Greenpeace-Aktivisten protestieren auf AKW Neckarwestheim

Atomaufsicht verschleppt erforderliche Nachrüstungen und gefährdet Bevölkerung

Greenpeace-Kletterer entrollen in diesen Minuten am Kühlturm des AKW-Neckarwestheim ein 500 Quadratmeter großes Transparent mit der Aufschrift

„Atomkraft schadet dem Ländle“.

Die Aktivisten protestieren damit gegen die mangelhafte Atomaufsicht in Baden-Württemberg. Der Reaktor Neckarwestheim 1 hat im Januar eine Laufzeitverlängerung von acht Jahren erhalten, ohne dass dringend notwendige Sicherheitsnachrüstungen vorgenommen wurden, die der Betreiber beantragt hatte. Die unabhängige Umweltorganisation Greenpeace fordert die sofortige Abschaltung des AKW.

„Neckarwestheim 1 ist unsicher und veraltet. Über Jahre wurden notwendige Sicherheitsnachrüstungen von Umweltministerin Tanja Gönner verschleppt und entsprechende Anträge verheimlicht“,

sagt Tobias Riedl, Atomexperte von Greenpeace.

„Man hat den Eindruck, dass die Kehrwoche in Baden-Württemberg schärfer kontrolliert wird, als die Sicherheit von Atomkraftwerken. Die Ministerin muss den Menschen endlich die Wahrheit über den Zustand des Meilers sagen.“

In der vergangenen Woche hatte Greenpeace ein Schreiben von EnBW an das Landesumweltministerium Baden-Württemberg veröffentlicht. In diesem Dokument stellt der Betreiber des Reaktors schon 2007 einen Antrag auf Sofortvollzug verschiedener Sicherheitsnachrüstungen für Neckarwestheim 1, da diese Maßnahmen „im öffentlichen Interesse“ und „zwingend erforderlich“ seien. Der Antrag liegt Umweltministerin Tanja Gönner (CDU) seit 41 Monaten vor, ohne dass die Maßnahmen umgesetzt wurden.

Widersprüchliche Reaktionen aus dem Umweltministerium

Umweltministerin Gönner bestätigte am 16. Februar, dass es Sicherheitsmängel in Neckarwestheim1 gibt. Deshalb forderte sie vom Betreiber ultimativ eine Nachrüstliste. Gleichzeitig bleibt völlig unklar, wieso Gönner den ihr seit Jahren vorliegenden EnBW-Nachrüstantrag verschleppt.

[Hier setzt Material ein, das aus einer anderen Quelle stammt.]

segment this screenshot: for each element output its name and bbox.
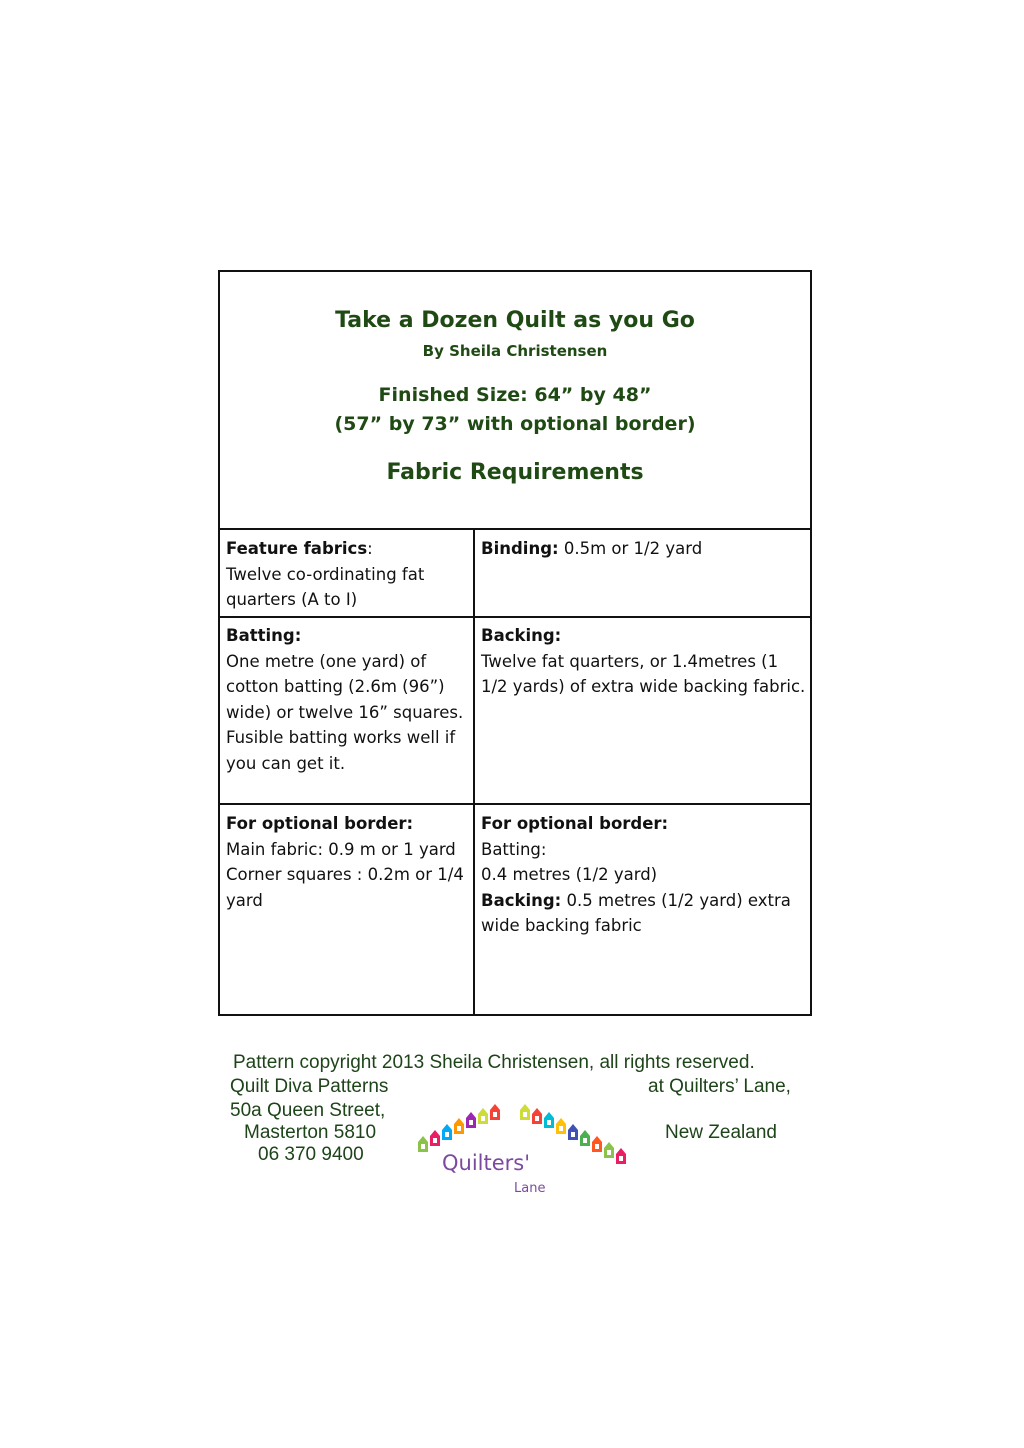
feature-fabrics-cell	[220, 530, 473, 619]
backing-line-1: Twelve fat quarters, or 1.4metres (1	[481, 651, 779, 671]
binding-label: Binding:	[481, 539, 559, 558]
feature-fabrics-label: Feature fabrics	[226, 539, 368, 558]
border-left-label: For optional border:	[226, 814, 414, 833]
border-right-backing-text: 0.5 metres (1/2 yard) extra	[561, 890, 791, 910]
house-icon	[580, 1130, 590, 1146]
optional-border-left-cell	[220, 805, 473, 919]
house-icon	[490, 1104, 500, 1120]
pattern-title: Take a Dozen Quilt as you Go	[335, 308, 695, 333]
house-icon	[430, 1130, 440, 1146]
card-header	[220, 272, 810, 530]
backing-cell	[475, 617, 812, 706]
house-icon	[604, 1142, 614, 1158]
finished-size: Finished Size: 64” by 48”	[378, 384, 652, 406]
backing-line-2: 1/2 yards) of extra wide backing fabric.	[481, 677, 806, 696]
country: New Zealand	[665, 1122, 777, 1143]
border-left-line-1: Main fabric: 0.9 m or 1 yard	[226, 839, 456, 859]
house-icon	[520, 1104, 530, 1120]
phone-number: 06 370 9400	[258, 1144, 364, 1165]
logo-word-lane: Lane	[514, 1181, 546, 1196]
house-icon	[592, 1136, 602, 1152]
fabric-requirements-card	[218, 270, 812, 1016]
border-right-backing-label: Backing:	[481, 890, 562, 910]
border-right-line-2: 0.4 metres (1/2 yard)	[481, 865, 658, 884]
street-address: 50a Queen Street,	[230, 1100, 386, 1121]
binding-text: 0.5m or 1/2 yard	[558, 539, 703, 558]
quilters-lane-logo	[408, 1092, 648, 1202]
border-left-line-3: yard	[226, 890, 263, 910]
house-icon	[454, 1118, 464, 1134]
house-icon	[532, 1108, 542, 1124]
house-icon	[556, 1118, 566, 1134]
batting-line-4: Fusible batting works well if	[226, 728, 456, 747]
batting-line-1: One metre (one yard) of	[226, 651, 427, 671]
batting-line-2: cotton batting (2.6m (96”)	[226, 677, 445, 696]
houses-logo-icon	[408, 1092, 648, 1202]
house-icon	[568, 1124, 578, 1140]
batting-label: Batting:	[226, 626, 302, 645]
feature-line-2: quarters (A to I)	[226, 590, 358, 609]
house-icon	[478, 1108, 488, 1124]
finished-size-with-border: (57” by 73” with optional border)	[334, 413, 696, 435]
house-icon	[466, 1112, 476, 1128]
binding-cell	[475, 530, 812, 568]
house-icon	[418, 1136, 428, 1152]
border-right-label: For optional border:	[481, 814, 669, 833]
company-name: Quilt Diva Patterns	[230, 1076, 389, 1097]
section-heading: Fabric Requirements	[386, 460, 644, 485]
house-icon	[616, 1148, 626, 1164]
pattern-author: By Sheila Christensen	[422, 342, 608, 360]
house-icon	[544, 1112, 554, 1128]
copyright-line: Pattern copyright 2013 Sheila Christensen, all rights reserved.	[233, 1052, 755, 1073]
at-quilters-lane: at Quilters’ Lane,	[648, 1076, 791, 1097]
feature-line-1: Twelve co-ordinating fat	[226, 564, 425, 584]
batting-cell	[220, 617, 473, 782]
border-right-line-3: wide backing fabric	[481, 916, 642, 935]
feature-colon: :	[367, 539, 373, 558]
border-left-line-2: Corner squares : 0.2m or 1/4	[226, 865, 464, 884]
batting-line-5: you can get it.	[226, 753, 346, 773]
backing-label: Backing:	[481, 626, 562, 645]
optional-border-right-cell	[475, 805, 812, 945]
batting-line-3: wide) or twelve 16” squares.	[226, 702, 464, 722]
house-icon	[442, 1124, 452, 1140]
city-postcode: Masterton 5810	[244, 1122, 377, 1143]
logo-word-quilters: Quilters'	[442, 1151, 531, 1175]
border-right-line-1: Batting:	[481, 839, 547, 859]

„Bei Gönners Atomaufsicht scheint etwas faul zu sein. Sie muss die Widersprüche sofort Aufklären und die ihr offensichtlich vorliegende Mängelliste des Reaktors veröffentlichen“,

sagt Riedl.

Beim Rückkauf der EnBW-Anteile durch das Land hat sich Ministerpräsident Stefan Mappus (CDU) in eine Zwickmühle gebracht:

Ohne Gewinne aus dem abgeschriebenen Meiler Neckarwestheim wackelt die Finanzierungsstrategie, mit der EnBW-Dividende die Zinsen für zwei Milliardenanleihen zu decken. Teure Sicherungsmaßnahmen oder die Stilllegung des Reaktors würden die Dividende schmälern.

„Frau Gönner scheint unter dem Druck zu stehen, die Kosten in Neckarwestheim zu minimieren. Aber die Sicherheit der Bürger darf nicht Opfer des Dividendendrucks werden“,

so Riedl.

Block 1 des Atomkraftwerks Neckarwestheim ist der erste Reaktor, der die verlängerten Laufzeiten nutzt. Im Januar hatte er die im rot-grünen Ausstiegsvertrag vereinbarten Reststrommengen aufgebraucht. Der Meiler ist der zweitälteste Deutschlands und besonders unsicher, da er bauartbedingt erhebliche Sicherheitsmängel aufweist. So ist er beispielsweise wegen seiner nur wenige Zentimeter dünnen Reaktorhülle nicht ausreichend gegen einen Flugzeugabsturz geschützt.